SuperNova-Medius

Property	Value
Parameter Count	14 billion
Model Type	Text Generation
Architecture	Qwen2.5-14B-Instruct
License	Apache-2.0
Tensor Type	BF16

What is SuperNova-Medius?

SuperNova-Medius is an advanced language model developed by Arcee.ai that represents a significant achievement in model distillation technology. Built on the Qwen2.5-14B-Instruct architecture, it uniquely combines knowledge from both Qwen2.5-72B-Instruct and Llama-3.1-405B-Instruct through an innovative cross-architecture distillation pipeline. The model achieves impressive performance scores across various benchmarks while maintaining a practical 14B parameter size.

Implementation Details

The model employs a sophisticated multi-teacher distillation process that includes logit distillation from Llama 3.1 405B, cross-architecture adaptation using mergekit-tokensurgeon, and parallel Qwen distillation. This implementation allows the model to maintain high performance while reducing computational requirements.

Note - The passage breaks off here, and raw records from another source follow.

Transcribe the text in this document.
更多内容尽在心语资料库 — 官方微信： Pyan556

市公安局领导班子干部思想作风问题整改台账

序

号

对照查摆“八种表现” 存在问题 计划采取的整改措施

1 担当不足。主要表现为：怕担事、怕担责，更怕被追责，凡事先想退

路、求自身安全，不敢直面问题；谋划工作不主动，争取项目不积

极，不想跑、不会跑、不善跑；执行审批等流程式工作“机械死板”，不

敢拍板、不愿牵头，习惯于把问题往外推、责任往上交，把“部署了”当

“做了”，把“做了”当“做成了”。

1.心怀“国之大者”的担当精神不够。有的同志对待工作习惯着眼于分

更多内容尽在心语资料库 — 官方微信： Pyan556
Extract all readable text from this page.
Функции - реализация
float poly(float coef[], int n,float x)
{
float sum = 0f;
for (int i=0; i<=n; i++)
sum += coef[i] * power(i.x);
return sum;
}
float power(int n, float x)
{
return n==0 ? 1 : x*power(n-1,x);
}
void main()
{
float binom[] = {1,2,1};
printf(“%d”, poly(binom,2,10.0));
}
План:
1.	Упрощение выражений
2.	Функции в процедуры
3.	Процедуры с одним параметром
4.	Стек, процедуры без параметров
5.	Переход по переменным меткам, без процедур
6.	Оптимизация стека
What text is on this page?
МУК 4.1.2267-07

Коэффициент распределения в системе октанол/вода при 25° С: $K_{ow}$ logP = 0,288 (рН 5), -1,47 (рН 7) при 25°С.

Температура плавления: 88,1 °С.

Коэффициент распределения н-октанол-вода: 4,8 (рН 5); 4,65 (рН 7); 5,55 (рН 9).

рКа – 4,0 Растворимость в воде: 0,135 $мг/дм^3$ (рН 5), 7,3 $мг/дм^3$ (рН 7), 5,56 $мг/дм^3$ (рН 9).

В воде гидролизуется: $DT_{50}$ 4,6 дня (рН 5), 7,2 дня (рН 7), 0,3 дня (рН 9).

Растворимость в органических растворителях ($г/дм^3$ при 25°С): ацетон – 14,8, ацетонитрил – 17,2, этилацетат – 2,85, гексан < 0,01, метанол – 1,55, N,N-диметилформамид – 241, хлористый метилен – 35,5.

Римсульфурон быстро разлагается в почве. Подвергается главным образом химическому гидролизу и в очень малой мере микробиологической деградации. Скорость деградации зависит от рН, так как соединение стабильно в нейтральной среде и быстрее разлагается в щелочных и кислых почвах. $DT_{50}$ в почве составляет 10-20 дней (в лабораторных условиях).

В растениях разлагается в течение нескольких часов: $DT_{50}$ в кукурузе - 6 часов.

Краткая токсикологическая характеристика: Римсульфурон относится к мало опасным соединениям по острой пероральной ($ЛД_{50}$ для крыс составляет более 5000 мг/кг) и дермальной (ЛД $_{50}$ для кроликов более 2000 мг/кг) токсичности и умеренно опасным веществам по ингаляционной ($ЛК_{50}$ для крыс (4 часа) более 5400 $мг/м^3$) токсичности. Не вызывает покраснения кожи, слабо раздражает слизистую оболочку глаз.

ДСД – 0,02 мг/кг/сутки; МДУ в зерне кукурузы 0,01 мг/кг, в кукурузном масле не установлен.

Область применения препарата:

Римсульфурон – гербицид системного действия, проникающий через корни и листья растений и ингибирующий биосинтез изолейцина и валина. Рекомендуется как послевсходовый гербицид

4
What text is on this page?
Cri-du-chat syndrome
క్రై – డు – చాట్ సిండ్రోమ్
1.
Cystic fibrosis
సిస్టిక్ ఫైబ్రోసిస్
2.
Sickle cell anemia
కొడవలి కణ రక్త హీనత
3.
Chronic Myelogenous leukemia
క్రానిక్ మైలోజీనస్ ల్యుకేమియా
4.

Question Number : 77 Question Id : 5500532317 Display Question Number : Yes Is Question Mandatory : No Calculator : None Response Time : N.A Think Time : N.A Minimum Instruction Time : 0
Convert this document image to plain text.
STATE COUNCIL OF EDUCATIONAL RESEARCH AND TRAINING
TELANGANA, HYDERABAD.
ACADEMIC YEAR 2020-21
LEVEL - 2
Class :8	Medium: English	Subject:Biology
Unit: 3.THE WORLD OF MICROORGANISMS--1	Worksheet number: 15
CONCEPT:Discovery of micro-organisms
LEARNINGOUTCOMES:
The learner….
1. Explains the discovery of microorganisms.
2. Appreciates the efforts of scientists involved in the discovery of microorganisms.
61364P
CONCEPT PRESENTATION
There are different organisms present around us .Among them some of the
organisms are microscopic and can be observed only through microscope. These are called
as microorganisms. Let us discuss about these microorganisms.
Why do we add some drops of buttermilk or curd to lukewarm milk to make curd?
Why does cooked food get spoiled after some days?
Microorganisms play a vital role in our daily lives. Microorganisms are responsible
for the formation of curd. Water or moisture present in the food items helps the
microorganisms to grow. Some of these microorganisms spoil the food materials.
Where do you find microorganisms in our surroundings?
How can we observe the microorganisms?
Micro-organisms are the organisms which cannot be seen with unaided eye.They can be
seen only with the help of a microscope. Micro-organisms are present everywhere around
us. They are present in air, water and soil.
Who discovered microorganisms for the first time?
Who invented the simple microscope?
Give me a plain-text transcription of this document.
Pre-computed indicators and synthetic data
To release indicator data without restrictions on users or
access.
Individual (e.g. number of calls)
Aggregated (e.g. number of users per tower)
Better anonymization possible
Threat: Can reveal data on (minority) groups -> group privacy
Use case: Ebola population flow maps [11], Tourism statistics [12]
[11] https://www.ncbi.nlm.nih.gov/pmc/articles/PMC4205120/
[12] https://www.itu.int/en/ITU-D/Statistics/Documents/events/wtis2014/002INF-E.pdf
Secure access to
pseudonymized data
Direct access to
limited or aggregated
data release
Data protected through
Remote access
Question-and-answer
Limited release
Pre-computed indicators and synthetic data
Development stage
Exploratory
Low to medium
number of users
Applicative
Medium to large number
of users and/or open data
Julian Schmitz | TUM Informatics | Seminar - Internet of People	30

Achieves 55.6% accuracy on IFEval (0-Shot)
Scores 49.3% on BBH (3-Shot)
Demonstrates 32.48% accuracy on MATH Level 5 (4-Shot)
Maintains strong performance across GPQA and MMLU-Pro benchmarks

Core Capabilities

Advanced instruction-following and dialogue management
High-quality content creation across diverse domains
Technical documentation and programming assistance
Complex reasoning and problem-solving
Customer support and interaction handling

Frequently Asked Questions

Q: What makes this model unique?

SuperNova-Medius's uniqueness lies in its cross-architecture distillation approach, combining knowledge from two distinct model families (Qwen and Llama) into a more efficient form factor while maintaining high performance levels.

Q: What are the recommended use cases?

The model is particularly well-suited for customer support automation, content creation, technical assistance, and programming tasks. Its balanced performance makes it ideal for organizations seeking advanced AI capabilities without the resource requirements of larger models.